Pour parer à tout conflit pouvant faire surgir la Vérité à son sujet, le capitalisme procède à un renouvellement incessant de l’ordre. Ce renouvellement semble relever d’un recyclage, d’une recombinaison incessante des éléments de son système. Les possibilités de codage sont-elles infinies ?

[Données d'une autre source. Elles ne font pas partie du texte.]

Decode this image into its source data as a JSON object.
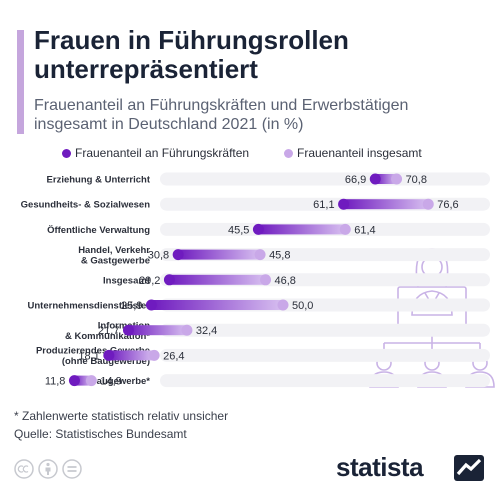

Non, rien n’est infini qui a été créé. Le capitalisme contemporain butera tôt ou tard sur ses limites. Il est d’ailleurs en train de le faire, je crois. Il va forcément falloir qu’il se réinvente en profondeur, cette fois. Il ne s’agira pas simplement de recombiner, la substance devra être modifiée. Nous sommes arrivés à un tournant majeur, le genre de ruptures qui ne se produisent qu’une fois par siècle, ou à peu près. La crise commencée en 2007 avec les subprimes n’est qu’un détonateur. La véritable charge n’a pas encore explosée, et elle est tout à la fois géopolitique, culturelle et écologique. Je crois qu’on ne peut plus poser les problèmes à l’intérieur du paradigme restreint défini par la critique intelligente des années 60-70 ; on change d’époque, de dimension. De braquet historique, si j’ose dire. C’est autre chose. 
Les critiques dites « extrêmes », que ce soit celles de gauche ou de droite, semblent justement rivées à ces paradigmes obsolètes et de ce fait elles ne font que donner des coups d’épées dans l’eau, quand elles ne servent pas ce à quoi elles s’opposent. Quelles pourraient être les bases d’une critique radicale dont la lame serait de nouveau tranchante ?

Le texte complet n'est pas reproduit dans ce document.